An individual usually progresses through six instars during development, but in low densities, some nymphs complete five. The first-instar nymph is up to 9 mm long and lacks wing structures. The second instar has wing pads and more segments in its antennae. The third instar is up to 2 cm long and the wing pads are triangular. The fourth instar has venation in its wing pads. The fifth instar is up to 3.5 cm long and the wing pads have changed position. By the sixth instar, the wings have elongated.

This species overwinters as an adult rather than in the egg, as many other grasshoppers do.

==Impacts==
This is not a severe agricultural pest in terms of economic losses, but it can sometimes cause significant damage to many kinds of crops. It is perhaps best known in Florida, where it can be a pest of citrus. When conditions are right, "population explosions" occur and masses of grasshoppers descend on crop plants. It can defoliate trees and eat smaller plants to the ground. Though its outbreaks are rare, it is considered to be the most destructive grasshopper in Florida.

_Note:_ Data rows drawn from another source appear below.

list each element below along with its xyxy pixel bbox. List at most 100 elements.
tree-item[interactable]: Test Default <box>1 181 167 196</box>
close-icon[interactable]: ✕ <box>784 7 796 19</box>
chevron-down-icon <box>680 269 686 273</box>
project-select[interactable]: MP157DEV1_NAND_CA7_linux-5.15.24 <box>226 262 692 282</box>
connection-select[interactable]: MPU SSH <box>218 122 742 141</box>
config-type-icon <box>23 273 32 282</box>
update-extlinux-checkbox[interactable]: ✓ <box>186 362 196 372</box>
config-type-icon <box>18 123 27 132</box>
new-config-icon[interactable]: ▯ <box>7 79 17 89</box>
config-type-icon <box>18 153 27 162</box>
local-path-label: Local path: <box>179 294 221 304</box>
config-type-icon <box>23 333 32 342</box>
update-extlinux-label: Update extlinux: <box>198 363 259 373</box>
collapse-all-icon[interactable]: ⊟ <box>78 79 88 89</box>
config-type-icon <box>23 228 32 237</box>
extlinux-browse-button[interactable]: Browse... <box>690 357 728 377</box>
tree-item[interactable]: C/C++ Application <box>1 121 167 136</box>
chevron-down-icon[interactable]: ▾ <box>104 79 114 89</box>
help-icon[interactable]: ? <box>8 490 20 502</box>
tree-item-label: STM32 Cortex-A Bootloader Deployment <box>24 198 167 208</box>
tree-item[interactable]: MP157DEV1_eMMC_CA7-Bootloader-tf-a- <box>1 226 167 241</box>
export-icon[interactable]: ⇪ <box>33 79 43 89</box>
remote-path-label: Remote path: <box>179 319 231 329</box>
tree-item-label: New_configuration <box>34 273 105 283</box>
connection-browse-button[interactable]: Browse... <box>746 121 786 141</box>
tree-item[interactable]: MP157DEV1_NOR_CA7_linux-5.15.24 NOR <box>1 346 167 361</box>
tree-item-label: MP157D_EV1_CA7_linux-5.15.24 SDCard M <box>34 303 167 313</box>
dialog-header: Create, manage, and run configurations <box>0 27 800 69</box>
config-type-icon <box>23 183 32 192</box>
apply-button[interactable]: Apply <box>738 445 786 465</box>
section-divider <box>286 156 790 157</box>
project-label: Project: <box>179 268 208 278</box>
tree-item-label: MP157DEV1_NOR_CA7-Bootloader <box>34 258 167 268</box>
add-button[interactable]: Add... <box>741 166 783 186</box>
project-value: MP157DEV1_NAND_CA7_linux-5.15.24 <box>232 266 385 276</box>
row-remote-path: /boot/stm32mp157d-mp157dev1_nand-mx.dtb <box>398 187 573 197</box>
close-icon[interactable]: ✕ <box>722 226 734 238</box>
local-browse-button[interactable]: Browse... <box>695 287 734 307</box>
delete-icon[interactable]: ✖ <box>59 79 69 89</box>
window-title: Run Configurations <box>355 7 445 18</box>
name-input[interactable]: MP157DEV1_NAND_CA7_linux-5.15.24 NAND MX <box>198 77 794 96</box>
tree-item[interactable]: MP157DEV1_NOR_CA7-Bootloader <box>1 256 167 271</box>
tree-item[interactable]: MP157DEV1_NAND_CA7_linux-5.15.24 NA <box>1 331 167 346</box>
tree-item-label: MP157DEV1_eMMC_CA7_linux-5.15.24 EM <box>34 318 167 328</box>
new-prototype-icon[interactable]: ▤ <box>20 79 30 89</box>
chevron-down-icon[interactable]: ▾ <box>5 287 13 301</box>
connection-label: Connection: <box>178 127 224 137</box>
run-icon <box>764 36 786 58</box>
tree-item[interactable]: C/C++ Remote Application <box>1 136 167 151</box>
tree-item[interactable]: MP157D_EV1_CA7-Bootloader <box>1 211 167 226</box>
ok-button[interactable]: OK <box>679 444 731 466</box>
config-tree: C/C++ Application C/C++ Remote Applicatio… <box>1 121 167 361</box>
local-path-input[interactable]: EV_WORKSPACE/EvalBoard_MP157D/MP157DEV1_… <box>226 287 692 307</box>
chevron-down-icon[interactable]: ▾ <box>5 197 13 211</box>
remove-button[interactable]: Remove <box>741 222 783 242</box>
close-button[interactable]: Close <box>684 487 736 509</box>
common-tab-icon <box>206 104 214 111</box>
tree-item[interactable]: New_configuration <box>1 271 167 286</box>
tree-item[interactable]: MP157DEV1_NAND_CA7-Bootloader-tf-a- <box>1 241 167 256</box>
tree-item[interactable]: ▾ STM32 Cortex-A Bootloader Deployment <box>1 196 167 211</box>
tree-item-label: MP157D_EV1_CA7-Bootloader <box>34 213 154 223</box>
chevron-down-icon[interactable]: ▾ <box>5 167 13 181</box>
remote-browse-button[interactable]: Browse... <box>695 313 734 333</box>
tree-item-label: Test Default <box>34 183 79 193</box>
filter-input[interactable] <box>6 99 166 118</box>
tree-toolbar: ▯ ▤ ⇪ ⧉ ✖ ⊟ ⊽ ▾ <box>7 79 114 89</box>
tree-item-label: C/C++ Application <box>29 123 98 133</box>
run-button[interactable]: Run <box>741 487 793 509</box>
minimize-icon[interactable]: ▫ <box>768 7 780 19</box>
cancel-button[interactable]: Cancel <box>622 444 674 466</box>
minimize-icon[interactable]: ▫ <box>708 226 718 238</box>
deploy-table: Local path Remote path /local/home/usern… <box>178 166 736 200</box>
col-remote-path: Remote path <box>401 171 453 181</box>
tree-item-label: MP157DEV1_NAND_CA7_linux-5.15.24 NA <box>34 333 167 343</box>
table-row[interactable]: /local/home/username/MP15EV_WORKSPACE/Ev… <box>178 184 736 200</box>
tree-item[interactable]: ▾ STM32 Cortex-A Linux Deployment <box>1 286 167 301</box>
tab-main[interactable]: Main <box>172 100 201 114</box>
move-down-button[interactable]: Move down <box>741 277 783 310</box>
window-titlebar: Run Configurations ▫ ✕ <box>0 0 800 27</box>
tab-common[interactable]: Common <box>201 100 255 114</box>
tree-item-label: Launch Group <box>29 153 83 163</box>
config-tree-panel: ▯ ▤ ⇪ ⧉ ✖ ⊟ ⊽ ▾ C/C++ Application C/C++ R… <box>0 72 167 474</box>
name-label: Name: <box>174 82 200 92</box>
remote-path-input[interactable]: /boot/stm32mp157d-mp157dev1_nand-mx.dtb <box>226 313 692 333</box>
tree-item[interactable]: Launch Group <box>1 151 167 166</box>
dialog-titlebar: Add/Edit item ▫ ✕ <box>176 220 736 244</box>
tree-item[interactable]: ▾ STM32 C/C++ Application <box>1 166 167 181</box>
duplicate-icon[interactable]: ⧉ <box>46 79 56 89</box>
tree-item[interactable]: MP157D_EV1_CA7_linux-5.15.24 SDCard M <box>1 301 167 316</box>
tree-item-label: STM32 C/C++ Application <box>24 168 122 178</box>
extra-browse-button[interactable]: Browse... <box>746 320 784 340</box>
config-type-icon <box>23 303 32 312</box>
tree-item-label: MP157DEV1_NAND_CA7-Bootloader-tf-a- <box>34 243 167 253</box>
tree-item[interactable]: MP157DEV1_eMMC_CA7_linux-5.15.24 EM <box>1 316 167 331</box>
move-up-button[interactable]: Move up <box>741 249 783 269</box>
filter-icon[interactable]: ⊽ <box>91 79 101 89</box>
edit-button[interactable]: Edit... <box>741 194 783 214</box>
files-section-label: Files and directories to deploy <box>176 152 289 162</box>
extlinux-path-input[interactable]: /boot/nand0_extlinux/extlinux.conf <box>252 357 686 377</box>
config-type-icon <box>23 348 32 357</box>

Besides citrus, it is known to feed on corn, cotton, oats, peanut, rye, sugarcane, tobacco, vegetable crops, and ornamentals. Other host plants include many grasses, such as bahiagrass, bermudagrass, and crabgrass. It can infest dogwood, hickory, and palm trees. It can also damage buildings with chewing activity, particularly objects such as window screens.

==Chemistry==
This species was the source of a newly discovered class of chemical compounds called caeliferins. These are fatty acid chains present in the grasshopper's regurgitant. When the grasshopper feeds on a plant, the caeliferins in the regurgitant induce the plant to release volatile organic compounds. This is a common response to herbivory in plants; the volatile organic compounds are attractive to predators of the herbivorous insects. Caeliferins may also play a role in defense, as the grasshopper expels large amounts of regurgitant when attacked.